Characterized by drooping or weakness of one eyelid, a small pupil in the same eye and possible reduced or absence of sweating on the same side of the face, is a rare condition that can be associated with lung cancer.

What Is Lambert-Eaton Myasthenic Syndrome?

LEMS is an autoimmune disorder characterized by weakness in the proximal muscles, such as those in the thighs and the upper limbs. It occurs when the immune system mistakenly targets the body itself, specifically attacking the voltage-gated calcium channels on the nerve endings. These channels are essential in triggering muscle contraction as they facilitate the release of acetylcholine, a neurotransmitter responsible for stimulating muscle fibers. When these channels are diminished, the muscle cannot contract properly, leading to weakness.

Symptoms of LEMS

Common signs of LEMS can include:

  • Muscle weakness that improves with activity.
  • Fatigue.
  • Trouble climbing stairs or lifting objects.
  • Dry mouth.
  • Erectile dysfunction in men.
  • Problems with automatic functions like blood pressure and heart rate.

LEMS and Small-Cell Lung Cancer

There is a notable link between LEMS and small-cell lung cancer. Roughly 60% of LEMS cases are associated with cancer, predominantly small-cell lung cancer (SCLC). This cancer-LEMS connection is so strong that some experts recommend that all patients diagnosed with LEMS be screened for SCLC.

SCLC is a type of neuroendocrine tumor that grows quickly and often starts in the lung’s breathing tubes. This association is due to a phenomenon called paraneoplastic syndrome, where an immune system response to a tumor inadvertently affects other parts of the body, such as the nervous system.

The immune system targets certain proteins produced by the tumor cells due to their similarity to proteins in the nervous system, leading to cross-reactivity and the symptoms of LEMS. Conversely, having LEMS can sometimes lead to an early diagnosis of SCLC because the onset of neurological symptoms prompts further investigation.

Treatment Options for LEMS

The management of Lambert-Eaton Myasthenic Syndrome revolves around treating its symptoms and, where present, the underlying malignancy.

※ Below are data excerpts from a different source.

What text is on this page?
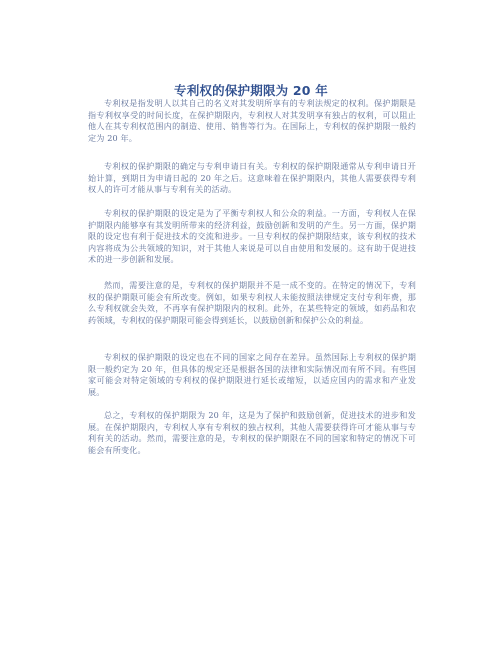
专利权的保护期限为 20 年

专利权是指发明人以其自己的名义对其发明所享有的专利法规定的权利。保护期限是指专利权享受的时间长度，在保护期限内，专利权人对其发明享有独占的权利，可以阻止他人在其专利权范围内的制造、使用、销售等行为。在国际上，专利权的保护期限一般约定为 20 年。

专利权的保护期限的确定与专利申请日有关。专利权的保护期限通常从专利申请日开始计算，到期日为申请日起的 20 年之后。这意味着在保护期限内，其他人需要获得专利权人的许可才能从事与专利有关的活动。

专利权的保护期限的设定是为了平衡专利权人和公众的利益。一方面，专利权人在保护期限内能够享有其发明所带来的经济利益，鼓励创新和发明的产生。另一方面，保护期限的设定也有利于促进技术的交流和进步。一旦专利权的保护期限结束，该专利权的技术内容将成为公共领域的知识，对于其他人来说是可以自由使用和发展的。这有助于促进技术的进一步创新和发展。

然而，需要注意的是，专利权的保护期限并不是一成不变的。在特定的情况下，专利权的保护期限可能会有所改变。例如，如果专利权人未能按照法律规定支付专利年费，那么专利权就会失效，不再享有保护期限内的权利。此外，在某些特定的领域，如药品和农药领域，专利权的保护期限可能会得到延长，以鼓励创新和保护公众的利益。

专利权的保护期限的设定也在不同的国家之间存在差异。虽然国际上专利权的保护期限一般约定为 20 年，但具体的规定还是根据各国的法律和实际情况而有所不同。有些国家可能会对特定领域的专利权的保护期限进行延长或缩短，以适应国内的需求和产业发展。

总之，专利权的保护期限为 20 年，这是为了保护和鼓励创新，促进技术的进步和发展。在保护期限内，专利权人享有专利权的独占权利，其他人需要获得许可才能从事与专利有关的活动。然而，需要注意的是，专利权的保护期限在不同的国家和特定的情况下可能会有所变化。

Here are some common therapy options.

  • Pyridostigmine: An oral medication used to treat symptoms of muscle weakness. It inhibits the breakdown of acetylcholine, allowing the neurotransmitter to remain active in the neuromuscular junction and improve muscle strength.
  • Firdapse: Firdapse (amifampridine) is approved specifically for the treatment of LEMS. It works by blocking potassium channels in the nerve cells, thereby prolonging the release of acetylcholine and improving muscle function.
  • Immunosuppressants: These can be prescribed to reduce the immune system's attack on the voltage-gated calcium channels. These include drugs such as prednisone, azathioprine and mycophenolate mofetil.
  • Plasma exchange: Plasmapheresis is a procedure that removes the patient's plasma and replaces it with fresh plasma or a plasma substitute, effectively removing the antibodies attacking the calcium channels.
  • Intravenous immunoglobulins (IVIG): Involves administering a mixture of antibodies to help block the harmful antibodies involved in LEMS.

Small-Cell Lung Cancer and Lambert-Eaton Myasthenic Syndrome

While LEMS is a rare syndrome, its strong association with SCLC highlights the importance of understanding both conditions. Recognizing the signs of lung cancer early, and acknowledging the neurological implications, like those seen in Lambert-Eaton Myasthenic Syndrome, not only provides insights into the underlying malignancies but also helps in devising a timely and effective treatment regimen, potentially improving patients' outcomes.